Other than the current and former Democratic presidents, several Democratic Party heavyweights were also in attendance, including Rep. Nancy Pelosi (D-Calif.), the former longtime House speaker.
Ethel Kennedy, a human rights advocate who was also the mother of former independent presidential candidate Robert F. Kennedy Jr., died in October. She was 96.
Biden eulogized Kennedy in deeply personal terms at a memorial service, calling her “a hero in her own right, full of character, full of integrity and empathy.”
“We’re a better nation and a better world because of Ethel Kennedy,” Biden said. ”Like she did for the country, Ethel helped my family find a way forward with principle and purpose.”
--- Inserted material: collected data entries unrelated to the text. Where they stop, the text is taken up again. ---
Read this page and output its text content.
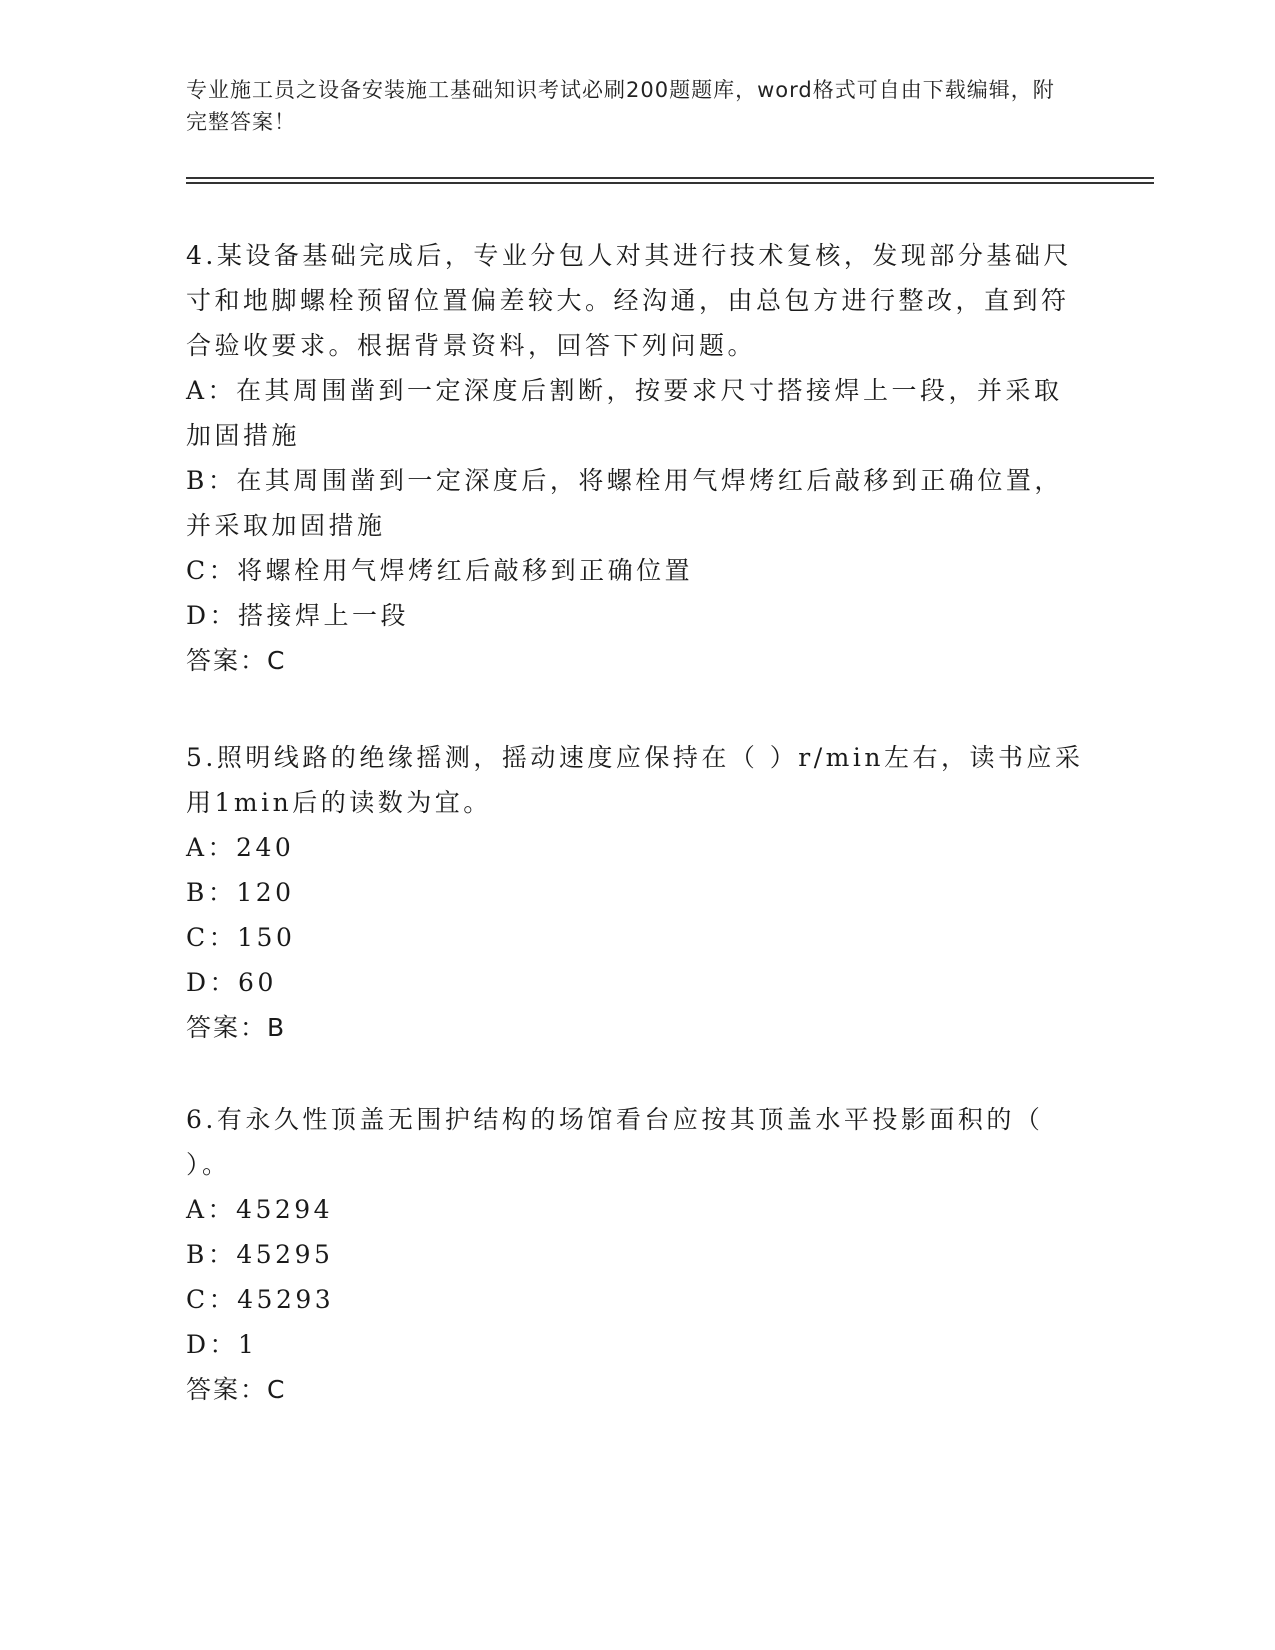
专业施工员之设备安装施工基础知识考试必刷200题题库，word格式可自由下载编辑，附完整答案！

4.某设备基础完成后，专业分包人对其进行技术复核，发现部分基础尺寸和地脚螺栓预留位置偏差较大。经沟通，由总包方进行整改，直到符合验收要求。根据背景资料，回答下列问题。

A：在其周围凿到一定深度后割断，按要求尺寸搭接焊上一段，并采取加固措施

B：在其周围凿到一定深度后，将螺栓用气焊烤红后敲移到正确位置，并采取加固措施

C：将螺栓用气焊烤红后敲移到正确位置

D：搭接焊上一段

答案：C

5.照明线路的绝缘摇测，摇动速度应保持在（ ）r/min左右，读书应采用1min后的读数为宜。

A：240

B：120

C：150

D：60

答案：B

6.有永久性顶盖无围护结构的场馆看台应按其顶盖水平投影面积的（ ）。

A：45294

B：45295

C：45293

D：1

答案：C
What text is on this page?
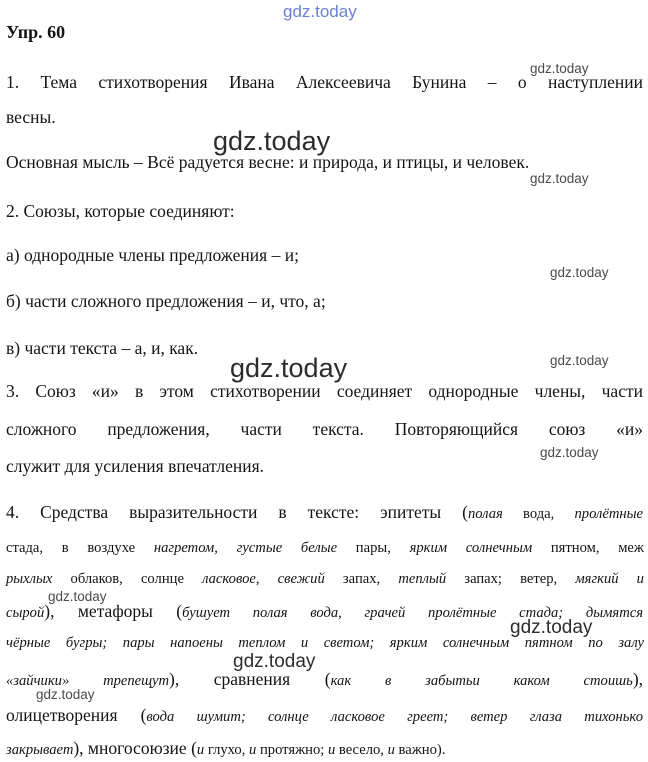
gdz.today
gdz.today
gdz.today
gdz.today
gdz.today
gdz.today	gdz.today
gdz.today
gdz.today
gdz.today
gdz.today
gdz.today
Упр. 60
1. Тема стихотворения Ивана Алексеевича Бунина – о наступлении
весны.
Основная мысль – Всё радуется весне: и природа, и птицы, и человек.
2. Союзы, которые соединяют:
а) однородные члены предложения – и;
б) части сложного предложения – и, что, а;
в) части текста – а, и, как.
3. Союз «и» в этом стихотворении соединяет однородные члены, части
сложного предложения, части текста. Повторяющийся союз «и»
служит для усиления впечатления.
4. Средства выразительности в тексте: эпитеты (полая вода, пролётные
стада, в воздухе нагретом, густые белые пары, ярким солнечным пятном, меж
рыхлых облаков, солнце ласковое, свежий запах, теплый запах; ветер, мягкий и
сырой), метафоры (бушует полая вода, грачей пролётные стада; дымятся
чёрные бугры; пары напоены теплом и светом; ярким солнечным пятном по залу
«зайчики» трепещут), сравнения (как в забытьи каком стоишь),
олицетворения (вода шумит; солнце ласковое греет; ветер глаза тихонько
закрывает), многосоюзие (и глухо, и протяжно; и весело, и важно).
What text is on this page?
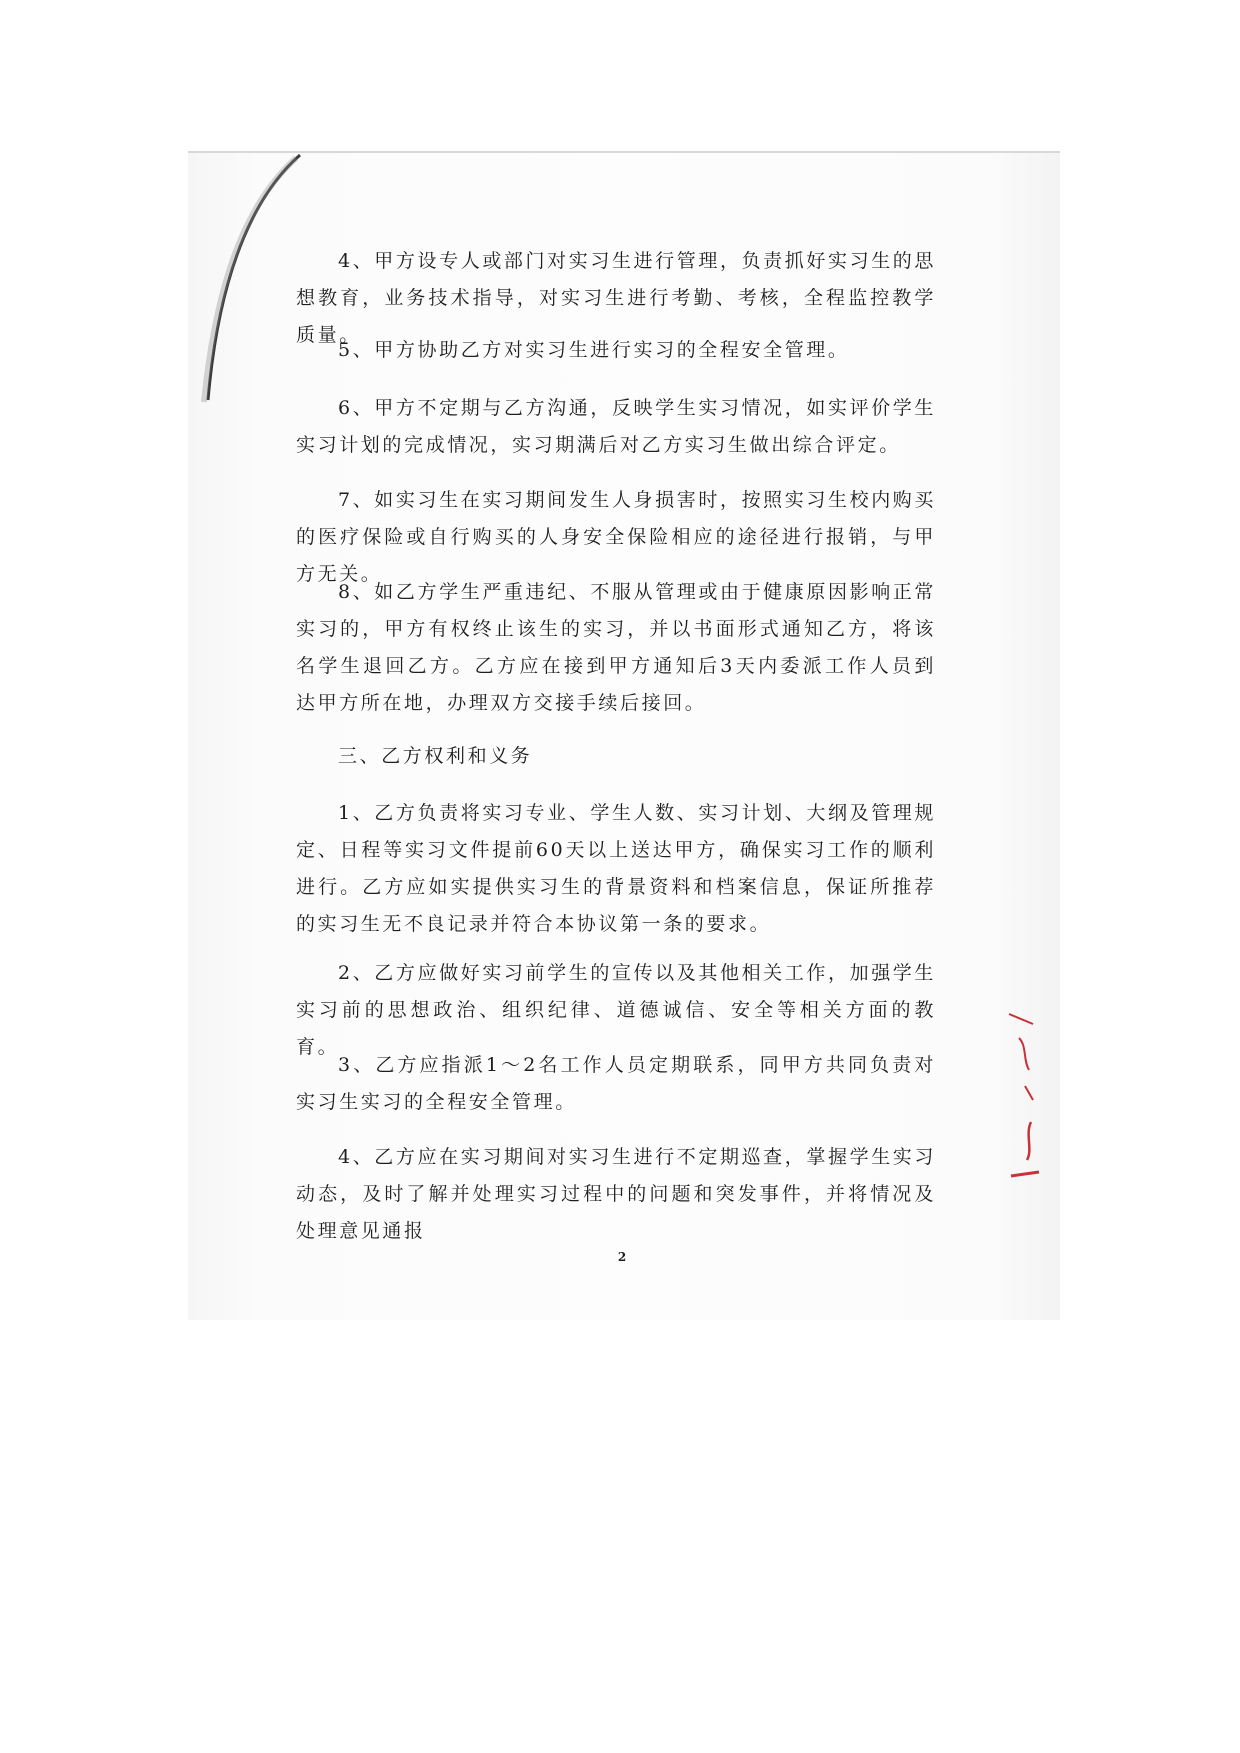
4、甲方设专人或部门对实习生进行管理，负责抓好实习生的思想教育，业务技术指导，对实习生进行考勤、考核，全程监控教学质量。

5、甲方协助乙方对实习生进行实习的全程安全管理。

6、甲方不定期与乙方沟通，反映学生实习情况，如实评价学生实习计划的完成情况，实习期满后对乙方实习生做出综合评定。

7、如实习生在实习期间发生人身损害时，按照实习生校内购买的医疗保险或自行购买的人身安全保险相应的途径进行报销，与甲方无关。

8、如乙方学生严重违纪、不服从管理或由于健康原因影响正常实习的，甲方有权终止该生的实习，并以书面形式通知乙方，将该名学生退回乙方。乙方应在接到甲方通知后3天内委派工作人员到达甲方所在地，办理双方交接手续后接回。

三、乙方权利和义务

1、乙方负责将实习专业、学生人数、实习计划、大纲及管理规定、日程等实习文件提前60天以上送达甲方，确保实习工作的顺利进行。乙方应如实提供实习生的背景资料和档案信息，保证所推荐的实习生无不良记录并符合本协议第一条的要求。

2、乙方应做好实习前学生的宣传以及其他相关工作，加强学生实习前的思想政治、组织纪律、道德诚信、安全等相关方面的教育。

3、乙方应指派1～2名工作人员定期联系，同甲方共同负责对实习生实习的全程安全管理。

4、乙方应在实习期间对实习生进行不定期巡查，掌握学生实习动态，及时了解并处理实习过程中的问题和突发事件，并将情况及处理意见通报

2
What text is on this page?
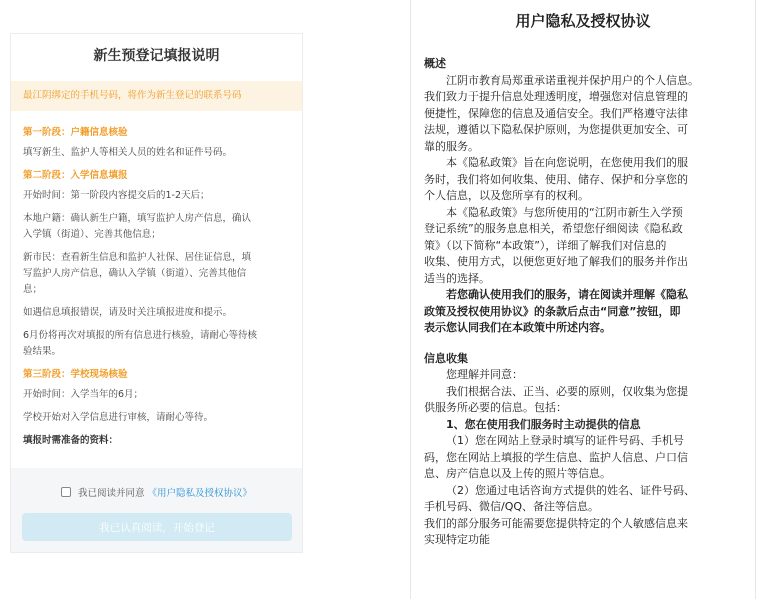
新生预登记填报说明
最江阴绑定的手机号码，将作为新生登记的联系号码
第一阶段：户籍信息核验
填写新生、监护人等相关人员的姓名和证件号码。
第二阶段：入学信息填报
开始时间：第一阶段内容提交后的1-2天后；
本地户籍：确认新生户籍，填写监护人房产信息，确认
入学镇（街道）、完善其他信息；
新市民：查看新生信息和监护人社保、居住证信息，填
写监护人房产信息，确认入学镇（街道）、完善其他信
息；
如遇信息填报错误，请及时关注填报进度和提示。
6月份将再次对填报的所有信息进行核验，请耐心等待核
验结果。
第三阶段：学校现场核验
开始时间：入学当年的6月；
学校开始对入学信息进行审核，请耐心等待。
填报时需准备的资料：
我已阅读并同意 《用户隐私及授权协议》
我已认真阅读，开始登记
用户隐私及授权协议
概述
江阴市教育局郑重承诺重视并保护用户的个人信息。
我们致力于提升信息处理透明度，增强您对信息管理的
便捷性，保障您的信息及通信安全。我们严格遵守法律
法规，遵循以下隐私保护原则，为您提供更加安全、可
靠的服务。
本《隐私政策》旨在向您说明，在您使用我们的服
务时，我们将如何收集、使用、储存、保护和分享您的
个人信息，以及您所享有的权利。
本《隐私政策》与您所使用的“江阴市新生入学预
登记系统”的服务息息相关，希望您仔细阅读《隐私政
策》（以下简称“本政策”），详细了解我们对信息的
收集、使用方式，以便您更好地了解我们的服务并作出
适当的选择。
若您确认使用我们的服务，请在阅读并理解《隐私
政策及授权使用协议》的条款后点击“同意”按钮，即
表示您认同我们在本政策中所述内容。
信息收集
您理解并同意：
我们根据合法、正当、必要的原则，仅收集为您提
供服务所必要的信息。包括：
1、您在使用我们服务时主动提供的信息
（1）您在网站上登录时填写的证件号码、手机号
码，您在网站上填报的学生信息、监护人信息、户口信
息、房产信息以及上传的照片等信息。
（2）您通过电话咨询方式提供的姓名、证件号码、
手机号码、微信/QQ、备注等信息。
我们的部分服务可能需要您提供特定的个人敏感信息来
实现特定功能
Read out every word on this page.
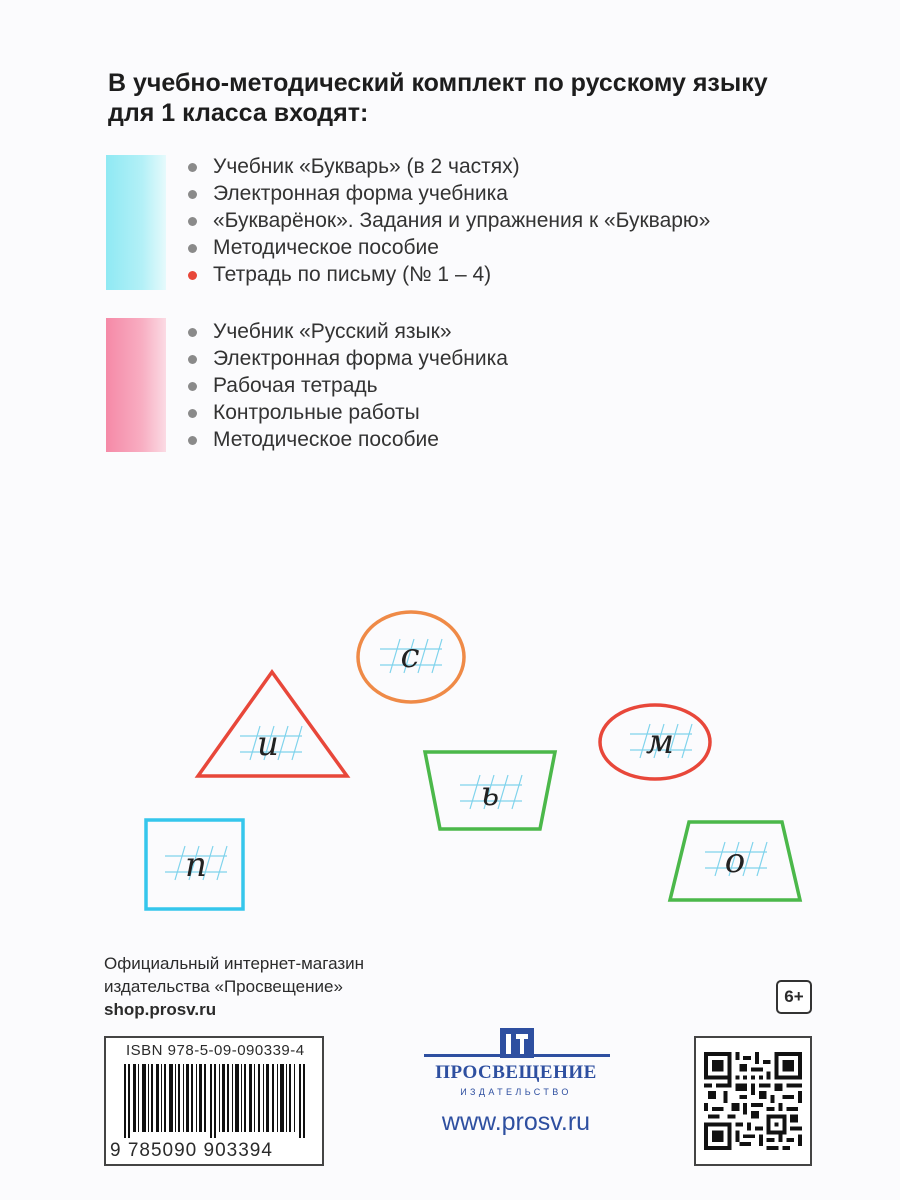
В учебно-методический комплект по русскому языку
для 1 класса входят:
Учебник «Букварь» (в 2 частях)
Электронная форма учебника
«Букварёнок». Задания и упражнения к «Букварю»
Методическое пособие
Тетрадь по письму (№ 1 – 4)
Учебник «Русский язык»
Электронная форма учебника
Рабочая тетрадь
Контрольные работы
Методическое пособие
с
и	м
ь
п	о
Официальный интернет-магазин
издательства «Просвещение»
shop.prosv.ru
6+
ISBN 978-5-09-090339-4
9 785090 903394
ПРОСВЕЩЕНИЕ
ИЗДАТЕЛЬСТВО
www.prosv.ru
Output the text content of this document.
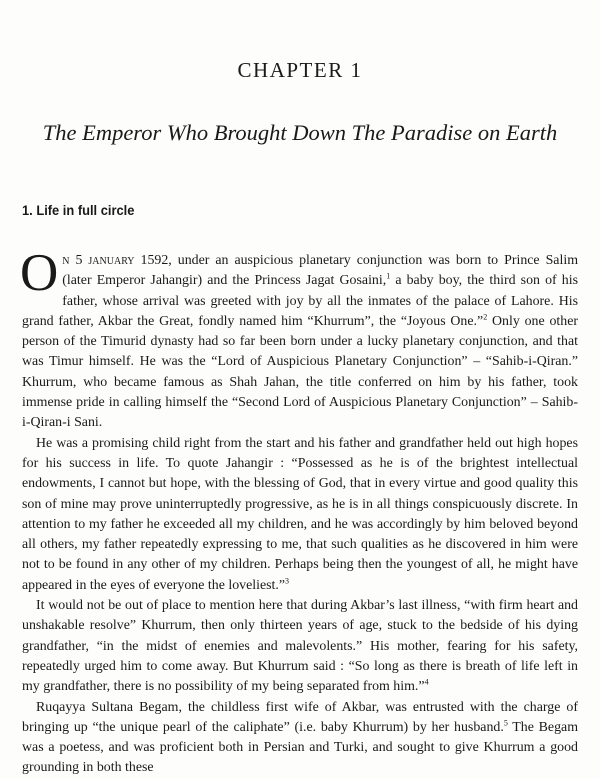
CHAPTER 1
The Emperor Who Brought Down The Paradise on Earth
1. Life in full circle

On 5 january 1592, under an auspicious planetary conjunction was born to Prince Salim (later Emperor Jahangir) and the Princess Jagat Gosaini,$^1$ a baby boy, the third son of his father, whose arrival was greeted with joy by all the inmates of the palace of Lahore. His grand father, Akbar the Great, fondly named him “Khurrum”, the “Joyous One.”$^2$ Only one other person of the Timurid dynasty had so far been born under a lucky planetary conjunction, and that was Timur himself. He was the “Lord of Auspicious Planetary Conjunction” – “Sahib-i-Qiran.” Khurrum, who became famous as Shah Jahan, the title conferred on him by his father, took immense pride in calling himself the “Second Lord of Auspicious Planetary Conjunction” – Sahib-i-Qiran-i Sani.

He was a promising child right from the start and his father and grandfather held out high hopes for his success in life. To quote Jahangir : “Possessed as he is of the brightest intellectual endowments, I cannot but hope, with the blessing of God, that in every virtue and good quality this son of mine may prove uninterruptedly progressive, as he is in all things conspicuously discrete. In attention to my father he exceeded all my children, and he was accordingly by him beloved beyond all others, my father repeatedly expressing to me, that such qualities as he discovered in him were not to be found in any other of my children. Perhaps being then the youngest of all, he might have appeared in the eyes of everyone the loveliest.”$^3$

It would not be out of place to mention here that during Akbar’s last illness, “with firm heart and unshakable resolve” Khurrum, then only thirteen years of age, stuck to the bedside of his dying grandfather, “in the midst of enemies and malevolents.” His mother, fearing for his safety, repeatedly urged him to come away. But Khurrum said : “So long as there is breath of life left in my grandfather, there is no possibility of my being separated from him.”$^4$

Ruqayya Sultana Begam, the childless first wife of Akbar, was entrusted with the charge of bringing up “the unique pearl of the caliphate” (i.e. baby Khurrum) by her husband.$^5$ The Begam was a poetess, and was proficient both in Persian and Turki, and sought to give Khurrum a good grounding in both these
Obama said her life was marked by more tragedy and heartbreak than most could bear.
“She would have been forgiven, I think, if, at any point, she had stepped away from public life or allowed bitterness to fester after all she and her family had been through,” Obama said. “But that is not what Ethel did because that is not who she was.”
Rare Event
It’s a rare occasion for Biden, Obama, and Clinton to appear in the same place together. Obama had praised Biden after he stepped down as the Democratic Party’s presidential nominee in July, eventually throwing his support behind Vice President Kamala Harris, who did not attend Kennedy’s funeral service.At one point, Pelosi and Biden were seen speaking to one another at the event, the first time they were seen together speaking in public since Biden left the race. Pelosi had publicly suggested and later urged Biden to drop out of the race over the summer following the president’s only debate with former President Donald Trump, who also did not attend the service.
“But in any event, we just have to win the election,” the former House speaker told the UK newspaper, adding that she and Biden have been friends for many decades.
Pelosi said she has the “greatest respect” for Biden and called him “one of the great consequential presidents of our country.”
“Elections are decisions,” Pelosi said. “You decide to win ... so when you make a decision, you have to make every decision in favor of winning, and the most important decision of all is the candidate and the campaign of that candidate.”
Biden, meanwhile, has said that no one in the Democratic Party influenced his decision to step down and that nobody knew his plans beforehand.
“A number of my Democratic colleagues in the House and Senate thought that I was going to hurt them in the races. And I was concerned if I stayed in the race, that would be the topic—you’d be interviewing me about why did Nancy Pelosi say [something] ... and I thought it’d be a real distraction,” he told CBS News on Aug. 11.
Kennedy died from complications caused by a stroke on Oct. 10, her family said.